Built a benchmark that tests something none of the existing memory benchmarks test: can an AI agent surface relevant past context when the user doesn't ask about it?
Most agent memory systems work like this: user asks something → agent searches memory → retrieves results → answers. This works great when the user asks "what was the database decision?" But what about:
- User: "Set up the database for the new service" → agent should recall you decided on PostgreSQL last month
- User: "My transcript was denied, no record under my name" → agent should recall you changed your name
- User: "What time should I set my alarm for my 8:30 meeting?" → agent should recall your 45-min commute
None of these have keywords that would match in search. MemAware tests 900 of these questions at 3 difficulty levels.
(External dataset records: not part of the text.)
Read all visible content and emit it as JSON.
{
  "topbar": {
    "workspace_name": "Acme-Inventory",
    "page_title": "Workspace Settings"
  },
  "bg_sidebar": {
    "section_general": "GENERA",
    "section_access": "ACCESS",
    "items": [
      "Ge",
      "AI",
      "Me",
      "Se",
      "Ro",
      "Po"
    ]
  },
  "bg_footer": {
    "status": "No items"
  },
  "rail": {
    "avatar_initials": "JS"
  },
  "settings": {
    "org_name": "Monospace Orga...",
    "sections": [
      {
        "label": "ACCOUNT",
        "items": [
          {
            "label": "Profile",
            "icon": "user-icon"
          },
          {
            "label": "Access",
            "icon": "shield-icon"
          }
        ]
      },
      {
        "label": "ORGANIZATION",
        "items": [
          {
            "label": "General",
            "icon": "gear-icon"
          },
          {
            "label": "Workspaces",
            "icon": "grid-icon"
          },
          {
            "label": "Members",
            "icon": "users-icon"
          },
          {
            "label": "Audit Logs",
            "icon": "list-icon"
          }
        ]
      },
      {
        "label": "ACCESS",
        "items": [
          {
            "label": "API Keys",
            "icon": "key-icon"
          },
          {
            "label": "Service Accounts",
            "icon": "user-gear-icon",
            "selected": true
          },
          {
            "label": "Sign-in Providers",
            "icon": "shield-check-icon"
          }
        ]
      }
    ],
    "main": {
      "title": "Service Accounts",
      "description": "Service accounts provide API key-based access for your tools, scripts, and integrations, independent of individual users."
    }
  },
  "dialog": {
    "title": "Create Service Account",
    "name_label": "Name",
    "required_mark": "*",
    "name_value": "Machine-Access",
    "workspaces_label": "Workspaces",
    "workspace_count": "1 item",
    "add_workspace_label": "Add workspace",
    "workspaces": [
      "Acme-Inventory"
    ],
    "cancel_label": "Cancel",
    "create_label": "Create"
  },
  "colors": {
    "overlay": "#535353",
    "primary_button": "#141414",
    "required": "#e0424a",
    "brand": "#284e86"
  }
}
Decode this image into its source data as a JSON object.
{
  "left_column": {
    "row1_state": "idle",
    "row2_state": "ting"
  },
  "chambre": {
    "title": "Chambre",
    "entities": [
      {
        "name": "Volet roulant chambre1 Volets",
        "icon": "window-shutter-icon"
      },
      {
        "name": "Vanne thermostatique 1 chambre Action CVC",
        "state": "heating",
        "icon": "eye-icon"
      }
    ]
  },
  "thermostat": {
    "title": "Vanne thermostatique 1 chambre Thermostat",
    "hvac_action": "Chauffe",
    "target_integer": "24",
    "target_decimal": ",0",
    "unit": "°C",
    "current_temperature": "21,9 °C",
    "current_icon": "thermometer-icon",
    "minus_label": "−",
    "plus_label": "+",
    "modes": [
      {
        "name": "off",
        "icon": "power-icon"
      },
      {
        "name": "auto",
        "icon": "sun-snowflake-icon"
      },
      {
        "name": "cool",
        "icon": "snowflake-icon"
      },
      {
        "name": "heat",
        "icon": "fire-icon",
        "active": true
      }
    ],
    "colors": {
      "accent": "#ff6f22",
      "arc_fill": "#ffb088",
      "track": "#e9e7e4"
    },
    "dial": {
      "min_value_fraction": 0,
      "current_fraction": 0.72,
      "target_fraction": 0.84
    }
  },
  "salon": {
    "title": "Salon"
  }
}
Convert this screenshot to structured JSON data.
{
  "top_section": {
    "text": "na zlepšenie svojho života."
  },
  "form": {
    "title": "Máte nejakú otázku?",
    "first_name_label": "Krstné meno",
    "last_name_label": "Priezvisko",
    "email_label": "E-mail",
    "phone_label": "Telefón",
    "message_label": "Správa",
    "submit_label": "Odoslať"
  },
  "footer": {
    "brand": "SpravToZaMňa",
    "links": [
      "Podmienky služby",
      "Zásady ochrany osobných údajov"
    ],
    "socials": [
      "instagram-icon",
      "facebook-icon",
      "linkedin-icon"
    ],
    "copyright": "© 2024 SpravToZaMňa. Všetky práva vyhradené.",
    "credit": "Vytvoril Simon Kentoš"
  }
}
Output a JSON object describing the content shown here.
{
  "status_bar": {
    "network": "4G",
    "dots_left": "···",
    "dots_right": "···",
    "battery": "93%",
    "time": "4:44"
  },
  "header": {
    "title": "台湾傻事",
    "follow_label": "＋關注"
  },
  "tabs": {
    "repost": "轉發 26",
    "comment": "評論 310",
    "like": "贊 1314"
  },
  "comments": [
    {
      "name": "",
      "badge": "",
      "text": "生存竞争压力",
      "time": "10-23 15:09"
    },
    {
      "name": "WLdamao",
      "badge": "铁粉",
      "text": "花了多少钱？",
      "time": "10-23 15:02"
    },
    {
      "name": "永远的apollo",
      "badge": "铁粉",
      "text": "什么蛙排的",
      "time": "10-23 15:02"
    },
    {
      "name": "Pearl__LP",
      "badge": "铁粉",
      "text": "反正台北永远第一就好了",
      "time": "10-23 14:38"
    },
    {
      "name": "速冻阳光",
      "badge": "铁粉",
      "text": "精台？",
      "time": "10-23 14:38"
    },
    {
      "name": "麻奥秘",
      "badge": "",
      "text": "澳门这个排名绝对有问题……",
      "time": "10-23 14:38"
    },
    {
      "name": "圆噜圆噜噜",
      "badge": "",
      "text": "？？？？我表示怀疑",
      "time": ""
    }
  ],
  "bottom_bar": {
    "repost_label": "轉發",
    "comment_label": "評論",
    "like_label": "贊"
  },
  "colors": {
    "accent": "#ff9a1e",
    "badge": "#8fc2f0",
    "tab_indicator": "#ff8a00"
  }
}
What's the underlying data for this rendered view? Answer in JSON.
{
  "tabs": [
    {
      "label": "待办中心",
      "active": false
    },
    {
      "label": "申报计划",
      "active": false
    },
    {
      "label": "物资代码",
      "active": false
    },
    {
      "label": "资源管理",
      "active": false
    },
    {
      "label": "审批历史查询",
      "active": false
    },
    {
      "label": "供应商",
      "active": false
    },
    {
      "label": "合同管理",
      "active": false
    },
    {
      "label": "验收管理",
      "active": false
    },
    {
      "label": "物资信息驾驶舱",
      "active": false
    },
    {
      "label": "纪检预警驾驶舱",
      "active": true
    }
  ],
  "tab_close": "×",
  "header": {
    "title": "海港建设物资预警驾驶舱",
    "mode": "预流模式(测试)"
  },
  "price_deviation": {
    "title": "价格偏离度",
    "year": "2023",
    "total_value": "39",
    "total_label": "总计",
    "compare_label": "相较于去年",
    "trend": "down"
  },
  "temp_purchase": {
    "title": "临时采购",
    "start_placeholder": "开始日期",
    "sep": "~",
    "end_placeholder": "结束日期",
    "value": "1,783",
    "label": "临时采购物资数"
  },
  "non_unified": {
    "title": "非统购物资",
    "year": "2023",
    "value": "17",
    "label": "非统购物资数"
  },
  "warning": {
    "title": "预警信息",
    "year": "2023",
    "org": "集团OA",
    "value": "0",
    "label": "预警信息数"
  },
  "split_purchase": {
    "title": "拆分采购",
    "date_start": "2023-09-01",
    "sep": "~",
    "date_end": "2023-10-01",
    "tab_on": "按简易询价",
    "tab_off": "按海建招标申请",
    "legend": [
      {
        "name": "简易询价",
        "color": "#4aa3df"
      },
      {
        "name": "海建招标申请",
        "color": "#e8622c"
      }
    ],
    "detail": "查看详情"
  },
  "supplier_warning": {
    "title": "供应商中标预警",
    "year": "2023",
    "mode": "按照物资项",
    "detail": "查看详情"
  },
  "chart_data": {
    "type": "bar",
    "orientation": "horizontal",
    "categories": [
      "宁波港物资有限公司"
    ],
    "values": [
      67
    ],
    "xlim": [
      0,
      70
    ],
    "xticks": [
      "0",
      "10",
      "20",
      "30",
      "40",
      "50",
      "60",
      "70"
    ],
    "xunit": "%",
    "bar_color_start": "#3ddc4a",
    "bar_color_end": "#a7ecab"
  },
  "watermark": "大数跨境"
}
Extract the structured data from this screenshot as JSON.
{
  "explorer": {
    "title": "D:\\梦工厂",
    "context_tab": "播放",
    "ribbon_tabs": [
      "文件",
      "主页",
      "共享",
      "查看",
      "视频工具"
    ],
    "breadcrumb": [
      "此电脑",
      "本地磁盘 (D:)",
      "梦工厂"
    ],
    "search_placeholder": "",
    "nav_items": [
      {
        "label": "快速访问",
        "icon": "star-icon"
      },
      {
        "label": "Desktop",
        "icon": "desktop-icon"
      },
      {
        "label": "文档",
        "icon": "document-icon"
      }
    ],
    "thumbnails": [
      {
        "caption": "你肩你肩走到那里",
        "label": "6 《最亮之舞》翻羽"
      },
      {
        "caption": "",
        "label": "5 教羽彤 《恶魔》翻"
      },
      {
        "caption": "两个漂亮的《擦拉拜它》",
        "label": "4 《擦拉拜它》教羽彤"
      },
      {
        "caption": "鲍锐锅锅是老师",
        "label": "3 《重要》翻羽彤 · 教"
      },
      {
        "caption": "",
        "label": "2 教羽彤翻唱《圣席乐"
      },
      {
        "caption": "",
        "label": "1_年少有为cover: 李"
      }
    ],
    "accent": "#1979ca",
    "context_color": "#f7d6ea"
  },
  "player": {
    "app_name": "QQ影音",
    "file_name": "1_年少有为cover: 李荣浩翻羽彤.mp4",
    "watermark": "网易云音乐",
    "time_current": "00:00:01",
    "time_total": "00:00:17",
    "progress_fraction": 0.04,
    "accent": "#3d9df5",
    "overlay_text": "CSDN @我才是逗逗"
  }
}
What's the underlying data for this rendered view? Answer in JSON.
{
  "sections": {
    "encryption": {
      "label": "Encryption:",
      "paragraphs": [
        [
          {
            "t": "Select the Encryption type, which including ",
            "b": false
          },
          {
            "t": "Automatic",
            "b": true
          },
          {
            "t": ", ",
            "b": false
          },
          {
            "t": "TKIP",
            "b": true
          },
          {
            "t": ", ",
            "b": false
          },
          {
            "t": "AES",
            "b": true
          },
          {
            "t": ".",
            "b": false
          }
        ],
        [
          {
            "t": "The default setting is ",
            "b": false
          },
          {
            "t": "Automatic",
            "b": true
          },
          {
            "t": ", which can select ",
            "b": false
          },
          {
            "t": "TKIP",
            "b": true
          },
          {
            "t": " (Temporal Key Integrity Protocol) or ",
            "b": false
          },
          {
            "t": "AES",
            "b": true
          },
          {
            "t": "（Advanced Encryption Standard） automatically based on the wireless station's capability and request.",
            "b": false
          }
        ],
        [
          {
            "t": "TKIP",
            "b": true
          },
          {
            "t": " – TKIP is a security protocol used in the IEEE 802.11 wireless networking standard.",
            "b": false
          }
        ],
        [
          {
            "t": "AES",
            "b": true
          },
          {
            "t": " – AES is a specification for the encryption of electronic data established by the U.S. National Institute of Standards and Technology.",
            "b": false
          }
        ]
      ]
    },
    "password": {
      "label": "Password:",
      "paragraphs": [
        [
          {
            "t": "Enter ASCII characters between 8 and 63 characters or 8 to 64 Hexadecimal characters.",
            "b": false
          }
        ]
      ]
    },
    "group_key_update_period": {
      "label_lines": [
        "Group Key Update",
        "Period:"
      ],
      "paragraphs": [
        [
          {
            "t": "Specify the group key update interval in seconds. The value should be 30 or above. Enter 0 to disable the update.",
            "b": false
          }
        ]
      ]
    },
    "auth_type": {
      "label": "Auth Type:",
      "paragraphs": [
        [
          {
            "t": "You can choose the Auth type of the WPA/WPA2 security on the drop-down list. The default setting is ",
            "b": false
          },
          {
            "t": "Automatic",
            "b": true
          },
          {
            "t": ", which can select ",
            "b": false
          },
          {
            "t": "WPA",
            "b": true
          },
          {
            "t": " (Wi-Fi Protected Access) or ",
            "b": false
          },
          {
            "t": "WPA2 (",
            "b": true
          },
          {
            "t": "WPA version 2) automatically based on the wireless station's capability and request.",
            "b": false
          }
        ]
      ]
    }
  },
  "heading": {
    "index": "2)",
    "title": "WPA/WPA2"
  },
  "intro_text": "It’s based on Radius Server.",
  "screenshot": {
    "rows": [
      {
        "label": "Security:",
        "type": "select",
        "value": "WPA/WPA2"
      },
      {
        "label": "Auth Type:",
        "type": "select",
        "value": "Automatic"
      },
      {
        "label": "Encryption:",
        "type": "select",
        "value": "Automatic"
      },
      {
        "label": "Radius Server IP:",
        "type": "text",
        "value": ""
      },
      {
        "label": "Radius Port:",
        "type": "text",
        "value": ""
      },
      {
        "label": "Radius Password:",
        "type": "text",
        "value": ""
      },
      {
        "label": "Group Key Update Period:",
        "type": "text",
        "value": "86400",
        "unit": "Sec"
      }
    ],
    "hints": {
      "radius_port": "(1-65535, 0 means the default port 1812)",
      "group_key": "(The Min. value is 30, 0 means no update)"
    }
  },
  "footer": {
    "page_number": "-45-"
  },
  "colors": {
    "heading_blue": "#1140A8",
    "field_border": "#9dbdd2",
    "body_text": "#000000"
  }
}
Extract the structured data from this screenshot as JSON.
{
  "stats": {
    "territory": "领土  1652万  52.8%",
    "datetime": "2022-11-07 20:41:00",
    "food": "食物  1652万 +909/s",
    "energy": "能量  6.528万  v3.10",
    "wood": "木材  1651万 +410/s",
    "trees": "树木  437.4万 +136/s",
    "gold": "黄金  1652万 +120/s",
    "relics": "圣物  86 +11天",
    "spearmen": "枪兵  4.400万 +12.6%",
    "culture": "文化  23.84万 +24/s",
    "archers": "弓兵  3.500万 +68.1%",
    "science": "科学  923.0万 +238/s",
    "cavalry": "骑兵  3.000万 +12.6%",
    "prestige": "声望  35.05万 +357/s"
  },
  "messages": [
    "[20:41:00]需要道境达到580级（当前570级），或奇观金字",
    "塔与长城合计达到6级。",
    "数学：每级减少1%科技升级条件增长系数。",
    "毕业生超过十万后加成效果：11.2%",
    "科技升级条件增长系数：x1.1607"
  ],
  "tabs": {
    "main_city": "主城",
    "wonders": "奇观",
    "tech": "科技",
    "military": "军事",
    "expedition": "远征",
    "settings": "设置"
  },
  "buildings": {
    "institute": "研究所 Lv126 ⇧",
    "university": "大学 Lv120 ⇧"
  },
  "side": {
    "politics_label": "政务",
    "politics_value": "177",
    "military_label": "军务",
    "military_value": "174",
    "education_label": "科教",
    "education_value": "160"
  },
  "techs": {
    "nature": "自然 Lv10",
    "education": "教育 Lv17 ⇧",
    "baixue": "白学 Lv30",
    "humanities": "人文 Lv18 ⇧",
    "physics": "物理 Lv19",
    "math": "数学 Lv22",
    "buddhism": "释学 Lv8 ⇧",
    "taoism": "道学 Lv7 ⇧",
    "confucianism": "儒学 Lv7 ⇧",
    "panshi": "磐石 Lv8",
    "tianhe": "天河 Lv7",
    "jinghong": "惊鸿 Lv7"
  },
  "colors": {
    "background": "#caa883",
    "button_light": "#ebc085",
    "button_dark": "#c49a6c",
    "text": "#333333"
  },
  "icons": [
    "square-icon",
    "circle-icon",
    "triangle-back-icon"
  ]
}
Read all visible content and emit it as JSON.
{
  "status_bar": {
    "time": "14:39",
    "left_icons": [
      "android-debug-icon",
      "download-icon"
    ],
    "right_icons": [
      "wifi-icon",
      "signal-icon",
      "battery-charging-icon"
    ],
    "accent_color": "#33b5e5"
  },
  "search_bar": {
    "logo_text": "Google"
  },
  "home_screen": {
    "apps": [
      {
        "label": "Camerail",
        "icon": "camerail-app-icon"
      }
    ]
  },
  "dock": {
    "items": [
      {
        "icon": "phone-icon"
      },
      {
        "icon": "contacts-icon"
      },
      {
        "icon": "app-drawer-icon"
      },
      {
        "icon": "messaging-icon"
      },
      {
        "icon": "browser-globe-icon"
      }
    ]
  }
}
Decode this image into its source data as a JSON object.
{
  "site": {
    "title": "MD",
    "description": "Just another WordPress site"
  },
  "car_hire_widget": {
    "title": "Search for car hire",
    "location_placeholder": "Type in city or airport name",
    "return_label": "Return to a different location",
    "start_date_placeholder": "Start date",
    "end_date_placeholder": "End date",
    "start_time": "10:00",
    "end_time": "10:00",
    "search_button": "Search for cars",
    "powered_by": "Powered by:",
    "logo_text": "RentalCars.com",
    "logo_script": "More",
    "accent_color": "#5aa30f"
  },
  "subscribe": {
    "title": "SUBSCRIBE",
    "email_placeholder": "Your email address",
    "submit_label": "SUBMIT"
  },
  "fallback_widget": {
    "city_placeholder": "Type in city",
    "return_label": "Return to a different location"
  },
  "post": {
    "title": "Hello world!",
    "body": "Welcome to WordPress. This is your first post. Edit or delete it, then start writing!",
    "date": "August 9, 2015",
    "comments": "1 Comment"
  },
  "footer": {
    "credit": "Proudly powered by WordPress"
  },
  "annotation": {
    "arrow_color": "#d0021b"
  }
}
Results with local BM25 + vector search:
- Easy (keyword overlap): 6.0% accuracy
- Medium (same domain): 3.7%
- Hard (cross-domain): 0.7% — literally the same as no memory at all
The hard tier is essentially unsolved by search. "Ford Mustang needs air filter, where can I use my loyalty discounts?" → should recall the user shops at Target. There's no search query that connects car maintenance to grocery store loyalty programs.
The dataset + harness is open source (MIT). You can plug in your own memory system and test: https://github.com/kevin-hs-sohn/memaware
Interested in what approaches people are trying. Seems like you need some kind of pre-loaded overview of the user's full history rather than per-query retrieval.